O marketing teve uma participação muito efetiva, mas não total. O tipo de campanha que nossos adversários encaparam foi cheia de podridão. Eles jogaram de forma baixa. E a forma que encontramos para combater isso foi não bater de frente. Em vários momentos da campanha nos aconselharam a “ligar a batedeira”, a entrar no jogo das acusações. Mas mantivemos uma campanha muito propositiva. Isso foi um acerto. No entanto, outros fatores contribuíram. No Maranhão, há uma insatisfação natural depois de 50 anos dos Sarneys no poder. E Dino construiu a sua carreira política através de um diálogo muito estreito com o interior, com os movimentos sociais.

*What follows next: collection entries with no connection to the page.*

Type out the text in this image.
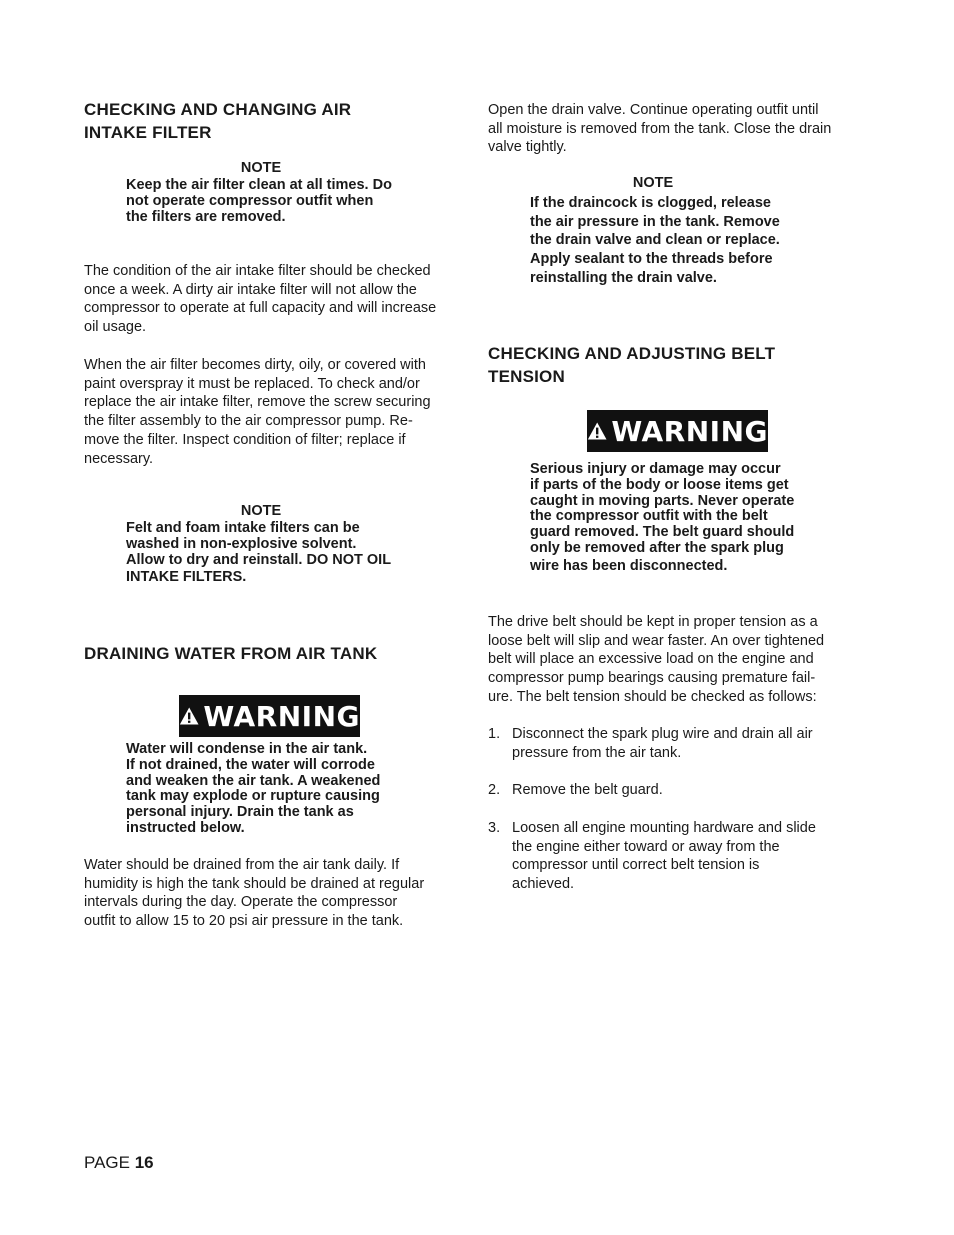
CHECKING AND CHANGING AIR
INTAKE FILTER
NOTE
Keep the air filter clean at all times. Do
not operate compressor outfit when
the filters are removed.

The condition of the air intake filter should be checked

once a week. A dirty air intake filter will not allow the

compressor to operate at full capacity and will increase

oil usage.

When the air filter becomes dirty, oily, or covered with

paint overspray it must be replaced. To check and/or

replace the air intake filter, remove the screw securing

the filter assembly to the air compressor pump. Re-

move the filter. Inspect condition of filter; replace if

necessary.

NOTE
Felt and foam intake filters can be
washed in non-explosive solvent.
Allow to dry and reinstall. DO NOT OIL
INTAKE FILTERS.
DRAINING WATER FROM AIR TANK
WARNING
Water will condense in the air tank.
If not drained, the water will corrode
and weaken the air tank. A weakened
tank may explode or rupture causing
personal injury. Drain the tank as
instructed below.

Water should be drained from the air tank daily. If

humidity is high the tank should be drained at regular

intervals during the day. Operate the compressor

outfit to allow 15 to 20 psi air pressure in the tank.

Open the drain valve. Continue operating outfit until

all moisture is removed from the tank. Close the drain

valve tightly.

NOTE
If the draincock is clogged, release
the air pressure in the tank. Remove
the drain valve and clean or replace.
Apply sealant to the threads before
reinstalling the drain valve.
CHECKING AND ADJUSTING BELT
TENSION
WARNING
Serious injury or damage may occur
if parts of the body or loose items get
caught in moving parts. Never operate
the compressor outfit with the belt
guard removed. The belt guard should
only be removed after the spark plug
wire has been disconnected.

The drive belt should be kept in proper tension as a

loose belt will slip and wear faster. An over tightened

belt will place an excessive load on the engine and

compressor pump bearings causing premature fail-

ure. The belt tension should be checked as follows:

1. Disconnect the spark plug wire and drain all air
pressure from the air tank.
2. Remove the belt guard.
3. Loosen all engine mounting hardware and slide
the engine either toward or away from the
compressor until correct belt tension is
achieved.
PAGE 16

O vice de Dino é Carlos Brandão, do PSDB. Essa aliança foi usada para “atenuar” a esquerda que Dino representa?
Não chegamos a transformar em mote, mas é claro que esse poder aglutinador colocou a imagem de Dino em outro patamar. Uma grande aliança se formou em torno dele. Toda a oposição se juntou. Agora, independentemente dessa convergência de lideranças, a eleição de Dino deve-se bastante a certo esgotamento do discurso contra a esquerda. O Brasil está perdendo o medo da esquerda. Tentaram tachar Dino como “o comunista que come criancinha”. E, óbvio, isso jamais pegou.
Nesta aliança entre PCdoB e PSDB há dois partidos que, supostamente, possuem agendas políticas muito distintas. O eleitor vota em pessoas e não em projetos políticos ou ideologias?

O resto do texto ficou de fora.